Non solo le stelle e la notte, anche parole come silenzio e luce accompagnano dunque l’itinerario poetico ed esistenziale di Giuseppe Ungaretti, di cui ricorre ai primi di giugno il cinquantenario della morte. Era nato in una notte di burrasca ad Alessandria d’Egitto, da famiglia di emigrati di origini lucchesi; e l’idea del silenzio l’assimila ai margini del deserto sino al 1912, anno della venuta in Italia. L’assimila e non lo lascerà più. È presente nella poesia L’angelo del povero, scritta durante la seconda guerra mondiale – “il silenzio di tante ingiuste morti”. Su questo silenzio “ora si svegli l’angelo del povero, / gentilezza superstite dell’anima”. Dove la luce è una poesia del 1930. L’anno indica l’ormai avvenuta conversione al cattolicesimo dell’ateo Ungaretti.
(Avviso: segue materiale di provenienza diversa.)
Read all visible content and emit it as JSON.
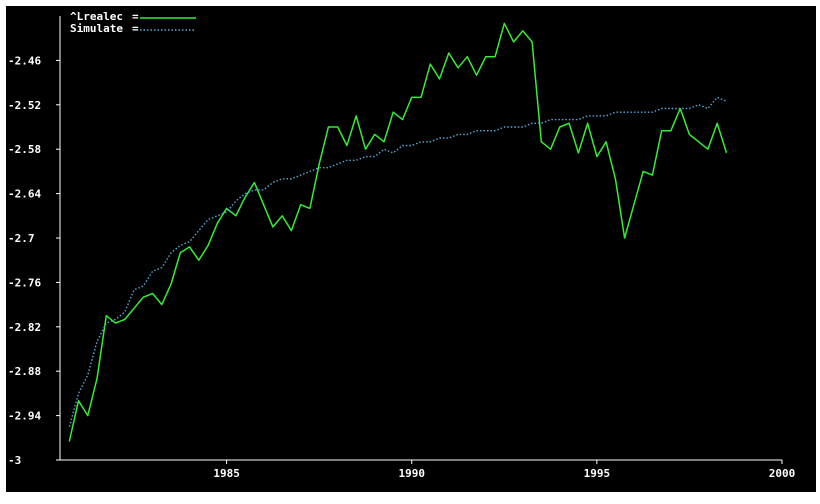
{
  "chart_data": {
    "type": "line",
    "xlim": [
      1980.5,
      2000
    ],
    "ylim": [
      -3,
      -2.4
    ],
    "x_ticks": [
      1985,
      1990,
      1995,
      2000
    ],
    "y_ticks": [
      -2.46,
      -2.52,
      -2.58,
      -2.64,
      -2.7,
      -2.76,
      -2.82,
      -2.88,
      -2.94,
      -3
    ],
    "x_tick_labels": [
      "1985",
      "1990",
      "1995",
      "2000"
    ],
    "y_tick_labels": [
      "-2.46",
      "-2.52",
      "-2.58",
      "-2.64",
      "-2.7",
      "-2.76",
      "-2.82",
      "-2.88",
      "-2.94",
      "-3"
    ],
    "grid": false,
    "legend_position": "top-left",
    "series": [
      {
        "name": "^Lrealec",
        "color": "#33ee33",
        "style": "solid",
        "x": [
          1980.75,
          1981.0,
          1981.25,
          1981.5,
          1981.75,
          1982.0,
          1982.25,
          1982.5,
          1982.75,
          1983.0,
          1983.25,
          1983.5,
          1983.75,
          1984.0,
          1984.25,
          1984.5,
          1984.75,
          1985.0,
          1985.25,
          1985.5,
          1985.75,
          1986.0,
          1986.25,
          1986.5,
          1986.75,
          1987.0,
          1987.25,
          1987.5,
          1987.75,
          1988.0,
          1988.25,
          1988.5,
          1988.75,
          1989.0,
          1989.25,
          1989.5,
          1989.75,
          1990.0,
          1990.25,
          1990.5,
          1990.75,
          1991.0,
          1991.25,
          1991.5,
          1991.75,
          1992.0,
          1992.25,
          1992.5,
          1992.75,
          1993.0,
          1993.25,
          1993.5,
          1993.75,
          1994.0,
          1994.25,
          1994.5,
          1994.75,
          1995.0,
          1995.25,
          1995.5,
          1995.75,
          1996.0,
          1996.25,
          1996.5,
          1996.75,
          1997.0,
          1997.25,
          1997.5,
          1997.75,
          1998.0,
          1998.25,
          1998.5
        ],
        "y": [
          -2.975,
          -2.92,
          -2.94,
          -2.89,
          -2.805,
          -2.815,
          -2.81,
          -2.795,
          -2.78,
          -2.775,
          -2.79,
          -2.762,
          -2.72,
          -2.712,
          -2.73,
          -2.71,
          -2.68,
          -2.66,
          -2.67,
          -2.645,
          -2.625,
          -2.655,
          -2.685,
          -2.67,
          -2.69,
          -2.655,
          -2.66,
          -2.6,
          -2.55,
          -2.55,
          -2.575,
          -2.535,
          -2.58,
          -2.56,
          -2.57,
          -2.53,
          -2.54,
          -2.51,
          -2.51,
          -2.465,
          -2.485,
          -2.45,
          -2.47,
          -2.455,
          -2.48,
          -2.455,
          -2.455,
          -2.41,
          -2.435,
          -2.42,
          -2.435,
          -2.57,
          -2.58,
          -2.55,
          -2.545,
          -2.585,
          -2.545,
          -2.59,
          -2.57,
          -2.62,
          -2.7,
          -2.655,
          -2.61,
          -2.615,
          -2.555,
          -2.555,
          -2.525,
          -2.56,
          -2.57,
          -2.58,
          -2.545,
          -2.585
        ]
      },
      {
        "name": "Simulate",
        "color": "#55aadd",
        "style": "dotted",
        "x": [
          1980.75,
          1981.0,
          1981.25,
          1981.5,
          1981.75,
          1982.0,
          1982.25,
          1982.5,
          1982.75,
          1983.0,
          1983.25,
          1983.5,
          1983.75,
          1984.0,
          1984.25,
          1984.5,
          1984.75,
          1985.0,
          1985.25,
          1985.5,
          1985.75,
          1986.0,
          1986.25,
          1986.5,
          1986.75,
          1987.0,
          1987.25,
          1987.5,
          1987.75,
          1988.0,
          1988.25,
          1988.5,
          1988.75,
          1989.0,
          1989.25,
          1989.5,
          1989.75,
          1990.0,
          1990.25,
          1990.5,
          1990.75,
          1991.0,
          1991.25,
          1991.5,
          1991.75,
          1992.0,
          1992.25,
          1992.5,
          1992.75,
          1993.0,
          1993.25,
          1993.5,
          1993.75,
          1994.0,
          1994.25,
          1994.5,
          1994.75,
          1995.0,
          1995.25,
          1995.5,
          1995.75,
          1996.0,
          1996.25,
          1996.5,
          1996.75,
          1997.0,
          1997.25,
          1997.5,
          1997.75,
          1998.0,
          1998.25,
          1998.5
        ],
        "y": [
          -2.955,
          -2.91,
          -2.885,
          -2.84,
          -2.815,
          -2.81,
          -2.8,
          -2.77,
          -2.765,
          -2.745,
          -2.74,
          -2.72,
          -2.71,
          -2.705,
          -2.69,
          -2.675,
          -2.67,
          -2.665,
          -2.65,
          -2.64,
          -2.635,
          -2.635,
          -2.625,
          -2.62,
          -2.62,
          -2.615,
          -2.61,
          -2.605,
          -2.605,
          -2.6,
          -2.595,
          -2.595,
          -2.59,
          -2.59,
          -2.58,
          -2.585,
          -2.575,
          -2.575,
          -2.57,
          -2.57,
          -2.565,
          -2.565,
          -2.56,
          -2.56,
          -2.555,
          -2.555,
          -2.555,
          -2.55,
          -2.55,
          -2.55,
          -2.545,
          -2.545,
          -2.54,
          -2.54,
          -2.54,
          -2.54,
          -2.535,
          -2.535,
          -2.535,
          -2.53,
          -2.53,
          -2.53,
          -2.53,
          -2.53,
          -2.525,
          -2.525,
          -2.525,
          -2.525,
          -2.52,
          -2.525,
          -2.51,
          -2.515
        ]
      }
    ]
  }
}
Una conversione che l’aiuterà a sopportare il grande dolore per la perdita del figlioletto di nove anni. La luce di cui si parla – immobile, eterna – è in questi magnifici versi ultraterrena. “Ci scorderemo di quaggiù – dice il poeta alla donna amata – entro rossori di mattine nuove…Vieni ti porterò alle colline d’oro”. Prima aveva incontrato la luce nel paesaggio dei Colli Romani e di Tivoli (Sentimento del tempo). Paesaggio di cui si avvertiva fino a quel momento l’assenza nei versi di un poeta passato dal deserto africano che aveva in mente alle pietre e alle doline del Carso dove combatteva. Ma la luce nella poetica ungarettiana è anche metafora di ragione. Rinsavita illuminata ragione. E basta leggere Per i morti della Resistenza, brevissima poesia degli anni della vecchiaia: “Qui / Vivono per sempre / Gli occhi che furono chiusi alla luce / Perché tutti / Li avessero aperti / Per sempre / Alla luce”.

Nella poesia I Fiumi Ungaretti ripassa “epoche” della propria vita giovanile. Dalla nascita alla prima guerra mondiale. I suoi fiumi. Il Serchio cui hanno attinto il padre e la madre; il Nilo che l’ha “visto nascere e crescere / e ardere d’inconsapevolezza / nelle estese pianure”; la Senna, nel cui torbido si è rimescolato e conosciuto: la Senna del periodo parigino; infine l’Isonzo che tutti li racchiude: urna d’acqua in cui, svestiti i “panni sudici di guerra”, il poeta si distende e, come una reliquia, riposa. L’Isonzo in cui vede se stesso come “una docile fibra dell’universo”.

   Vita di un uomo è il titolo della sua opera completa. Appropriato a un’opera poetica che si può leggere, dall’inizio alla fine, come un diario. Il diario di un uomo passato senza mai odiare nessuno attraverso due guerre mondiali (“Cessate d’uccidere i morti, / Non gridate più, non gridate / Se li volete ancora udire, / Se sperate di non perire” – è la sua disperata invocazione contro la guerra): uomo di pena ma a cui bastava un’illusione per farsi coraggio, sempre alla ricerca di un paese innocente e ovunque straniero sulla terra. Straniero anche nella sua Italia, sin dall’infanzia invano pensata come Terra Promessa. L’unica luce, la sua terra promessa della speranza e del miraggio, che per lui non s’è mai accesa. Ungaretti era il poeta dell’inesprimibile nulla “tra un fiore colto e l’altro donato”. E con questi brevissimi versi della poesia Eterno soprattutto vogliamo ricordarlo a cinquant’anni dalla scomparsa.